La relación con mi madre fue siempre distinta a la que tuve con mi viejo. Ella me tuvo bajo su ala más tiempo del que hubiera sido necesario, creando en mí una sensación de inseguridad respecto al mundo que me rodeaba. Mejor dicho, el mundo que me rodeaba era un mundo de algodones, aunque la muerte y la enfermedad siempre estaban presentes a través de conversaciones que escuchaba entre ella y su madre, mi abuela Rosa. Ahora, a la distancia pienso en esta paradoja: mi papá no reía plenamente, pero su visión de la vida estaba siempre teñida de humor e ironía. Mi mamá y mi abuela, poseían una sonrisa plena, hasta llegar a la carcajada, pero el trasfondo era siempre el de los aspectos oscuros de la vida. Tanto mi abuela como sus hermanas y primas eran viudas, tal vez la mórbida atracción por el fin de la vida tenía que ver con eso... No lo se, solo se que cada vez que me llevaban de visita a la casa de una de sus hermanas y todas se reunían - cosiendo y tomando mate - yo me llevaba un libro como talismán, para protegerme de los relatos de maridos recordados con angustia, de parejas deshechas por la aparición de la parca.
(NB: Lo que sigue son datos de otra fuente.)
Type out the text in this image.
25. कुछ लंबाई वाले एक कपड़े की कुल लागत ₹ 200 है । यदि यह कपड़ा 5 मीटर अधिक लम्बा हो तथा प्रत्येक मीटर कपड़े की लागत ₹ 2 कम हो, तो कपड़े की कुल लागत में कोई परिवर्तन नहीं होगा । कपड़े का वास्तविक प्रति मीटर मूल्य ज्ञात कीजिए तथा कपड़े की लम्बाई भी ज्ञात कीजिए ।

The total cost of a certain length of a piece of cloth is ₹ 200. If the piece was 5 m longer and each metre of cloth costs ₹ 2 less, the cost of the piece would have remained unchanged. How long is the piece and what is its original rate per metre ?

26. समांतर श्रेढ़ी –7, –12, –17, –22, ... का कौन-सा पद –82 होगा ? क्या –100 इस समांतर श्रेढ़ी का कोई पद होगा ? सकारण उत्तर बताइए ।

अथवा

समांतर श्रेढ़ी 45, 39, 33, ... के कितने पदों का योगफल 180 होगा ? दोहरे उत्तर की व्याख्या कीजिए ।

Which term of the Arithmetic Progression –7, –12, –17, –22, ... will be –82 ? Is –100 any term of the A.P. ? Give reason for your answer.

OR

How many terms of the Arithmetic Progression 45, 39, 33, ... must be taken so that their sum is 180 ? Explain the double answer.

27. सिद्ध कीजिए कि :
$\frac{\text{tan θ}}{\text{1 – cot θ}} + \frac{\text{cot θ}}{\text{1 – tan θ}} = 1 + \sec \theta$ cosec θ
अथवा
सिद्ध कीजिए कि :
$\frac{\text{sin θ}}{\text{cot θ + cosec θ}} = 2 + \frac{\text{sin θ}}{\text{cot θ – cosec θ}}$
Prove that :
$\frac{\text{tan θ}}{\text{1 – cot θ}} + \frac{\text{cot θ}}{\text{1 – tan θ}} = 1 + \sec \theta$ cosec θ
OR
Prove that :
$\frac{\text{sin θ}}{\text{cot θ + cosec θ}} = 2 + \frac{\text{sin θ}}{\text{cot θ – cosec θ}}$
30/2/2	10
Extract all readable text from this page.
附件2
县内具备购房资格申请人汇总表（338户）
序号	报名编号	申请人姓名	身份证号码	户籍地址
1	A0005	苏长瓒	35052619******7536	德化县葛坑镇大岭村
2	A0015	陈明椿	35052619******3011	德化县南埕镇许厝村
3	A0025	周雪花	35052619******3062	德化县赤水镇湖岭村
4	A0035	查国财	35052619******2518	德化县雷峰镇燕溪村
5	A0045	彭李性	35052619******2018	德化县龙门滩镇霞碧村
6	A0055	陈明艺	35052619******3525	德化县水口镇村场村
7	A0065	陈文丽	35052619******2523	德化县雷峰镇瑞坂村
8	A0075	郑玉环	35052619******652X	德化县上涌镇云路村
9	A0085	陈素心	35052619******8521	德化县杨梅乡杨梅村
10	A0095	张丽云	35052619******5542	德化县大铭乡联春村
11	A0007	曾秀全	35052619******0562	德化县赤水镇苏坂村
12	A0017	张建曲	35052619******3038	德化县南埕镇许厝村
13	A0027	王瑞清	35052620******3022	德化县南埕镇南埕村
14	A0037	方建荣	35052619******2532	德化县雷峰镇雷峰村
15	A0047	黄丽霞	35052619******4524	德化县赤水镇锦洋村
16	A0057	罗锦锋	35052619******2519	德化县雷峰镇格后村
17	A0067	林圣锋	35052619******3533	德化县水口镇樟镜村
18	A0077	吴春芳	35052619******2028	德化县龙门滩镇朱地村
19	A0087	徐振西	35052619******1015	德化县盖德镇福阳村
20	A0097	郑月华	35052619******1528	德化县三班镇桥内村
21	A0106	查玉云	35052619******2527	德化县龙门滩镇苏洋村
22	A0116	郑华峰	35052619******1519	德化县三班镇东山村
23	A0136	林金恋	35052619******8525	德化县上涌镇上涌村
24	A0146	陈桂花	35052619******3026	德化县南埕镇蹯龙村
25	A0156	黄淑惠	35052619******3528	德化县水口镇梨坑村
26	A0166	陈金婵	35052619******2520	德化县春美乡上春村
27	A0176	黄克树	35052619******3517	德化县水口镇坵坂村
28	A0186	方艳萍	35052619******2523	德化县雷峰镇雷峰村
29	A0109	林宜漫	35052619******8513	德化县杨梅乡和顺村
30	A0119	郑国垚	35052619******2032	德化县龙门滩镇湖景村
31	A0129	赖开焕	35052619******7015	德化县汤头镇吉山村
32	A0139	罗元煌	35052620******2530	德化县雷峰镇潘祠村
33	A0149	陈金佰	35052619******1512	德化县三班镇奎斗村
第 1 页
Mujeres solas, mujeres de negro. Por la noche, mi cuarto se poblaba de fantasmas que danzaban en la osuridad el baile de los hombres que se fueron muy pronto. Y yo me aterraba y buscaba mi talismán en la oscuridad para dormir aferrado a él.
Durante el tiempo que mi papá trabajó para una funeraria, la muerte estuvo más presente que nunca. Varias noches un coche fúnebre estacionó en la puerta de casa, y en él, ibamos papá, mamá, mi abuela Rosa y yo a tomar helado a Saverio, en Av San Juan y Catamarca. Luego, durante la primaria, mi mejor amigo, Juan Gelpi, me llevaba a tomar la leche y a hacer los deberes a la funeraria de su padre. No me sorprende haber sido, por esa época, un adicto a las películas e historias de vampiros. Al menos en esas historias, los muertos volvían a la vida y eso, realmente me tranquilizaba.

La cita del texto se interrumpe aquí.